Figure out the problem, before the technology

Understand the problem first, then choose the appropriate technology to solve it.

Choosing a technology before understanding the problem can lead to - at worst - disastrous business ending results. For example, your business needs to accept card payments from users. A small team might build a multi-cloud microservice architecture aiming for 99.9999% uptime (2.6s of downtime a month), that can scale to millions of users on thousands of machines written in the latest high-performance language. But the problem is accepting card payments for a few thousand users, not millions. A single integrated service that runs on 1 or 2 machines, with 99.9% uptime (43m 28s of downtime a month), would be more than adequate, be ready a year or two earlier, and at a lower level of complexity. Those missed card payments due to downtime will amount to a tiny proportion compared to the millions spent for the first over-engineered solution that may never release. Later on, once the app is running, you can evolve towards towards whatever the optimal solution may be.
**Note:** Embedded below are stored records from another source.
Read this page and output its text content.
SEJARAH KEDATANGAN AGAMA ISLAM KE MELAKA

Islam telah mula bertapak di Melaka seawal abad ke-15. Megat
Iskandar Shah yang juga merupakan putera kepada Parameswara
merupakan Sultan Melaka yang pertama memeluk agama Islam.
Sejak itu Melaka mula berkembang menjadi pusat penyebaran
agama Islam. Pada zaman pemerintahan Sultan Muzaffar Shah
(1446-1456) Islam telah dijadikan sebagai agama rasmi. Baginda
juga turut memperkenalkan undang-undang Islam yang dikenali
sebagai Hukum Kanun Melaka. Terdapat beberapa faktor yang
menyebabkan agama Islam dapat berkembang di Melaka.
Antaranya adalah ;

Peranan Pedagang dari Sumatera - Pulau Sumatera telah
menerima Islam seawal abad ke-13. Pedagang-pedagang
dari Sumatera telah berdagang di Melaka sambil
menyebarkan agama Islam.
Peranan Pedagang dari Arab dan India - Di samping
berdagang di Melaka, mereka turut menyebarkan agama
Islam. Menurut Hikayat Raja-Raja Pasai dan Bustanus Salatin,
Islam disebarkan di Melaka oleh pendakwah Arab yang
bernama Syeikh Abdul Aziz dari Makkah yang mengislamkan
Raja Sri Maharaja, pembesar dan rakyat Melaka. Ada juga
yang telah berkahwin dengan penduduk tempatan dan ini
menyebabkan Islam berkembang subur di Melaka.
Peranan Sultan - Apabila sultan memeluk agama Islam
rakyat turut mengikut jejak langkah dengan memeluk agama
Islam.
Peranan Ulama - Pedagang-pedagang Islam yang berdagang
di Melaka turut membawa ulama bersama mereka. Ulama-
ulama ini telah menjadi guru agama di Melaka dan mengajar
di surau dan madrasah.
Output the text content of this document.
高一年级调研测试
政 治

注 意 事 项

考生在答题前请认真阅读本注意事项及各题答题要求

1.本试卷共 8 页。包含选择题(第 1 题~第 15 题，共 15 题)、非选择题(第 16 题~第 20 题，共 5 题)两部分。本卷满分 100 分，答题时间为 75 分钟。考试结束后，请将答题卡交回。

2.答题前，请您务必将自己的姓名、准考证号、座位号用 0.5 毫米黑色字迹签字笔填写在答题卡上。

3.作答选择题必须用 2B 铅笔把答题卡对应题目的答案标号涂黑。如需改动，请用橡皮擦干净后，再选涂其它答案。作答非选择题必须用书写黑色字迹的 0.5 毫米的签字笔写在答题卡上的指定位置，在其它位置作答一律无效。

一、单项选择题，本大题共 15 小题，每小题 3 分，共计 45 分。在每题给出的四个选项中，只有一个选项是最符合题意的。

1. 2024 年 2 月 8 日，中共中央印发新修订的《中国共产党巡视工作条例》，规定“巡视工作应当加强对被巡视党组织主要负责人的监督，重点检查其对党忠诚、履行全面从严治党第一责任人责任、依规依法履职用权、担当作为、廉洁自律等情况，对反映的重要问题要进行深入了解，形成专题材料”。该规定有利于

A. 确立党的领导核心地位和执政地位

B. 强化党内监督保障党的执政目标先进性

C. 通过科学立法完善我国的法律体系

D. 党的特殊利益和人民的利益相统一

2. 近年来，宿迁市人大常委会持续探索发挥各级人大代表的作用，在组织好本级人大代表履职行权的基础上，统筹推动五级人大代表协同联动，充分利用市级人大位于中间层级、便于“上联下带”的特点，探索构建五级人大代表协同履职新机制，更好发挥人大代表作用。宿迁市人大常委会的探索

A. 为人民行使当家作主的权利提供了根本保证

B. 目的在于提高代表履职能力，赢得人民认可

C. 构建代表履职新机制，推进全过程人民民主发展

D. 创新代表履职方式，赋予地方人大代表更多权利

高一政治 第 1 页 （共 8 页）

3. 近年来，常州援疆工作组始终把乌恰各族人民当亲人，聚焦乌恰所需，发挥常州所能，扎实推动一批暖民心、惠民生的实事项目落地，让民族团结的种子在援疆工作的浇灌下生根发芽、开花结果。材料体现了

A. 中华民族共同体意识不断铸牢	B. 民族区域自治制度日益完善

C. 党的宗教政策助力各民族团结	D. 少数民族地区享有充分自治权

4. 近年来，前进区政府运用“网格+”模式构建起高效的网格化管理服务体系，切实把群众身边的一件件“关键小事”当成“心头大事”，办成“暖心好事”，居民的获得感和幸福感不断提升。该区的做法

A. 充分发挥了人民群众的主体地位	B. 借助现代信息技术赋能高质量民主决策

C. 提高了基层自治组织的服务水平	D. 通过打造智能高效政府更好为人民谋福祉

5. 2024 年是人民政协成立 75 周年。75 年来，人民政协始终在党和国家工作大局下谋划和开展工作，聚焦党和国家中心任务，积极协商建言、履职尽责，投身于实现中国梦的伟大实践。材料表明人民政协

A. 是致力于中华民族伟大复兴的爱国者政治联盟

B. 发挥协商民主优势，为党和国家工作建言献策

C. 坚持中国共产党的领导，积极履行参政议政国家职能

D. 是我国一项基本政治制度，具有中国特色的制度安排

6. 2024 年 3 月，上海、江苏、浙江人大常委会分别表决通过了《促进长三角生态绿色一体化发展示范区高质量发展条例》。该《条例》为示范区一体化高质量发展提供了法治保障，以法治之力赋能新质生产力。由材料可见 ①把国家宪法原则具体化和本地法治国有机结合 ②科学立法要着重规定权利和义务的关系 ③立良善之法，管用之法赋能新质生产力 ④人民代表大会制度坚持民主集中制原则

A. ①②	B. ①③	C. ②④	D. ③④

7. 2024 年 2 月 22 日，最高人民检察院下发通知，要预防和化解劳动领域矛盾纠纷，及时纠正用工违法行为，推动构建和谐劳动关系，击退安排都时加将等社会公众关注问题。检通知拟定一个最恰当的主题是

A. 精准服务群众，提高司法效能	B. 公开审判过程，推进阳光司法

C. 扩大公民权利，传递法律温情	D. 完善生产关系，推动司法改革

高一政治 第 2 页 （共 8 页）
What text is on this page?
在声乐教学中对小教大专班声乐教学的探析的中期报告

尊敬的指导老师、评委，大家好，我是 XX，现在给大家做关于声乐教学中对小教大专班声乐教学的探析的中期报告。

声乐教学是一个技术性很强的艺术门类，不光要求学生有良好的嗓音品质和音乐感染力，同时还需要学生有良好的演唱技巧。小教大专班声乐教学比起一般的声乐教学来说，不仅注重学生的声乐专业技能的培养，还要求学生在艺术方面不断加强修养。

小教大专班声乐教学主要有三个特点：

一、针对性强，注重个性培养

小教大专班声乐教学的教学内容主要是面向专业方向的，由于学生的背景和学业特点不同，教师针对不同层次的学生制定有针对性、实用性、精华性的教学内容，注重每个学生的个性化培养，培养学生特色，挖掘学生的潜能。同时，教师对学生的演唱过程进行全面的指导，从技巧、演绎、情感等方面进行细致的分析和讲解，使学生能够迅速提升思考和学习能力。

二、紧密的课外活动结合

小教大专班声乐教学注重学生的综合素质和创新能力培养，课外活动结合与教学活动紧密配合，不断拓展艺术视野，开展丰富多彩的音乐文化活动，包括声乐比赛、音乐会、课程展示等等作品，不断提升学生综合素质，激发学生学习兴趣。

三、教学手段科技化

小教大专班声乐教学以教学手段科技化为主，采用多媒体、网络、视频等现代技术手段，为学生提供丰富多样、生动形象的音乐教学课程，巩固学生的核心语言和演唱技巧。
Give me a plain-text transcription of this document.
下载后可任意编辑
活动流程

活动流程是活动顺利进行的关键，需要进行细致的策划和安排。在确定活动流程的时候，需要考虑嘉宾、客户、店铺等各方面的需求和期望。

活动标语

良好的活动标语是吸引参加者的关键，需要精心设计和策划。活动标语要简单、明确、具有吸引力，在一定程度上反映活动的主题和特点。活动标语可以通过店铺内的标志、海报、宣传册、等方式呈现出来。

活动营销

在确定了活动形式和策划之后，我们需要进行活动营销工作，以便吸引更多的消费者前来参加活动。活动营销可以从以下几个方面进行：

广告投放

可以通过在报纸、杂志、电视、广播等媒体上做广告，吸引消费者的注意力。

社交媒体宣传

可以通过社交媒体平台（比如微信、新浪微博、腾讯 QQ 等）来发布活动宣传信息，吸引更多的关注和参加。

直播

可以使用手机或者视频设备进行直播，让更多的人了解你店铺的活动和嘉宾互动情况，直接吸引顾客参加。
Why does this happen in the first place? Technology is concrete, whilst problems are often abstract. It's much easier, and often more fun, to choose a technology and get direct feedback straight away rather than spend more effort on the initial cognitively demanding task of figuring out a problem (inevitably, wrong technology choices increase the cognitive load later on). Also, many teams are incentivised to learn a new technology rather than solve the problem (i.e. improve your CV).

Why

  • You build the application that is fitted to the problem from the beginning.
  • It potentially allows the business to reduce its costs, earn millions in revenue, and billions in increased valuation - if you are incentivised appropriately, this is win-win.
  • Avoids a prolonged development time, where you are getting no feedback.

How

  • Align incentives in the business to ensure that engineers benefit from the app being released. Without these incentives, engineers can be more aligned to improving their skillset rather than achieving business goals.
  • Apply root-cause analysis methods like the Many Whys to figure out your problem.
  • Spend time upfront sketching out your application's business needs, working on the domain and ignoring the technology.
  • Reduce a problem to its lowest sensible abstraction from the beginning.

Key Takeaways

  • Understand the problem before choosing the technology.
  • Overly complex solutions often stem from prioritising technology over the problem.
  • Proper understanding avoids unnecessary costs, prolonged development time, and misalignment with business needs.
  • Aligned incentives shift the focus from learning new technologies to solving problems.